InvenSense may record one-time costs for transaction expenses and purchased in-process research and development expenses related to the acquisition in the quarter in which the transaction closes. The amount of those costs, if any, has not yet been determined.

Other than these one-time costs, the transaction is not expect to significantly impact earnings for the balance of InvenSense's fiscal year ending March 2014 and is expected to be accretive to earnings thereafter.

Conference Call Information

Management at InvenSense will include comments about the asset acquisition and answer investor questions during its regularly scheduled investor conference call currently scheduled to be held at 1:30 pacific standard time October 29th, 2013 .

To listen to the conference call, you can dial (877) 474-9506 ten minutes prior to the start of the call, using the passcode 10491885. 

International callers are advised to dial (857) 244-7559. 

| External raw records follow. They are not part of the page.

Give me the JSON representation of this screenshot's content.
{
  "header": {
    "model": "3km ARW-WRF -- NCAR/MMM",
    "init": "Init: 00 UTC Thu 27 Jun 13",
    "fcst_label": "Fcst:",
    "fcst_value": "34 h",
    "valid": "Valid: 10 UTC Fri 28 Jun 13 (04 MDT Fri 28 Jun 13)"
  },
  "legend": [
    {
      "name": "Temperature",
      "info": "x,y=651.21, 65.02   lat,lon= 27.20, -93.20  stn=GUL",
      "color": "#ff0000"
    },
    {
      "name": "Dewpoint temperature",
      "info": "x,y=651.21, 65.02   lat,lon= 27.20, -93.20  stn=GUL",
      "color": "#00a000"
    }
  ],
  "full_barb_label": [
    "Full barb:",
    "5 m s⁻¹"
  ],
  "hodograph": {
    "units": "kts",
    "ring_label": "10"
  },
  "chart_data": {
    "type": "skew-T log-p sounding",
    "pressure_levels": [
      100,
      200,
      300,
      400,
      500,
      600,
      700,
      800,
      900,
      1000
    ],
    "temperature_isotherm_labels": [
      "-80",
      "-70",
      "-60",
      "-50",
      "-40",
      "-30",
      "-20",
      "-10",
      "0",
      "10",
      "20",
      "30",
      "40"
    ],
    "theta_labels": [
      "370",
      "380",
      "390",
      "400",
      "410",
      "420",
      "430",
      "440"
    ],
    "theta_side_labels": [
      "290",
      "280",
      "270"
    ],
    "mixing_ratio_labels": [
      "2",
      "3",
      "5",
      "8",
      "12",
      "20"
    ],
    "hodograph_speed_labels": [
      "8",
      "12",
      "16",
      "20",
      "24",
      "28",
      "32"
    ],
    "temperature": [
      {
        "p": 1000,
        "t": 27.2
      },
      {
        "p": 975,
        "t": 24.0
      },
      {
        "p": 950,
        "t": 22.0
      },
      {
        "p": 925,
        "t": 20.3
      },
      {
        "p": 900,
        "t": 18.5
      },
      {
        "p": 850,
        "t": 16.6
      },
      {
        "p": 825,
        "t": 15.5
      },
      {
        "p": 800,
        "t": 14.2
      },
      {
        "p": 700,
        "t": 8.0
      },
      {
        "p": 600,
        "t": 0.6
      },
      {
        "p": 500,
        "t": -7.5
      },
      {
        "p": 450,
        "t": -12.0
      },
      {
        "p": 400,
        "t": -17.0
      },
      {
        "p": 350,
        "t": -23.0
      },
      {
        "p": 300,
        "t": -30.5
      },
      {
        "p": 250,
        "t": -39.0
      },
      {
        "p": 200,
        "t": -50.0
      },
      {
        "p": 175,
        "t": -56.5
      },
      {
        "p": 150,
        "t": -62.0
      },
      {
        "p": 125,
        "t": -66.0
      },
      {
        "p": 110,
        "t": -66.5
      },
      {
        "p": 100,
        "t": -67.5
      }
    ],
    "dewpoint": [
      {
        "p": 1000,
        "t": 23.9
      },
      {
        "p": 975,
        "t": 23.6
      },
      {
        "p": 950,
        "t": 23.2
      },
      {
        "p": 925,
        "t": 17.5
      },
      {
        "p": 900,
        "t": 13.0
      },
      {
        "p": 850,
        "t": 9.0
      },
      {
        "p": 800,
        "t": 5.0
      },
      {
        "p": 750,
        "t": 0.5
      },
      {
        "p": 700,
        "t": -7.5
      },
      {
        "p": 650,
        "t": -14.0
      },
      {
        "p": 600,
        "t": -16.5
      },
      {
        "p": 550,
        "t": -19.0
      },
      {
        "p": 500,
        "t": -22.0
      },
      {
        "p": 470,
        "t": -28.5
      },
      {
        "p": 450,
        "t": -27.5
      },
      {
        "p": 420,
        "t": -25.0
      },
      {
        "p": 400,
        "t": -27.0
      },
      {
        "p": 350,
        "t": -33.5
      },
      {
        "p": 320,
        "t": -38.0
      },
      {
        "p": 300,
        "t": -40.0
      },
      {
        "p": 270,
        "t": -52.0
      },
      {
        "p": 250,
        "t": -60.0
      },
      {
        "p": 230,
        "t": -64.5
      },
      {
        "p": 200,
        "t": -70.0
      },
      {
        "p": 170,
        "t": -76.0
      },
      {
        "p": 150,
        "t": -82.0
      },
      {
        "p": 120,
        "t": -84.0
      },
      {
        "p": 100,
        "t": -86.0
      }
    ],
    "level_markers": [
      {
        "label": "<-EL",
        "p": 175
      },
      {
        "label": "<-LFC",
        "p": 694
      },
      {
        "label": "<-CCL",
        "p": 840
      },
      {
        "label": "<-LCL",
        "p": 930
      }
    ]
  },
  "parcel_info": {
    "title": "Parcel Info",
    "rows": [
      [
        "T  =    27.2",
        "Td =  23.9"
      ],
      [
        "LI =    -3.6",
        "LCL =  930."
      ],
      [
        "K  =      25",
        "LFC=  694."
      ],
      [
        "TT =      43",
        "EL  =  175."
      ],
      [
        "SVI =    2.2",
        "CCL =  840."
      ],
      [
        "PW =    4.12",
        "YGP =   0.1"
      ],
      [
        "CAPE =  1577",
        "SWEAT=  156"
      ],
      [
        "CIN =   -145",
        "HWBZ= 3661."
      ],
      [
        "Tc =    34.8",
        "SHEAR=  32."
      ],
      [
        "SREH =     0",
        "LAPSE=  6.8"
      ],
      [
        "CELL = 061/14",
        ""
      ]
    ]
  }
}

A taped replay will be made available approximately two hours after the conclusion of the call and will remain available for one week. 

To access the replay, please dial (888) 286-8010 and enter passcode 84781939. 

International callers please dial (617) 801-6888.

The conference call will be available via a live webcast on the investor relations section of InvenSense's web site at www.invensense.com/ir. An archived webcast replay will be available on the web site for three months.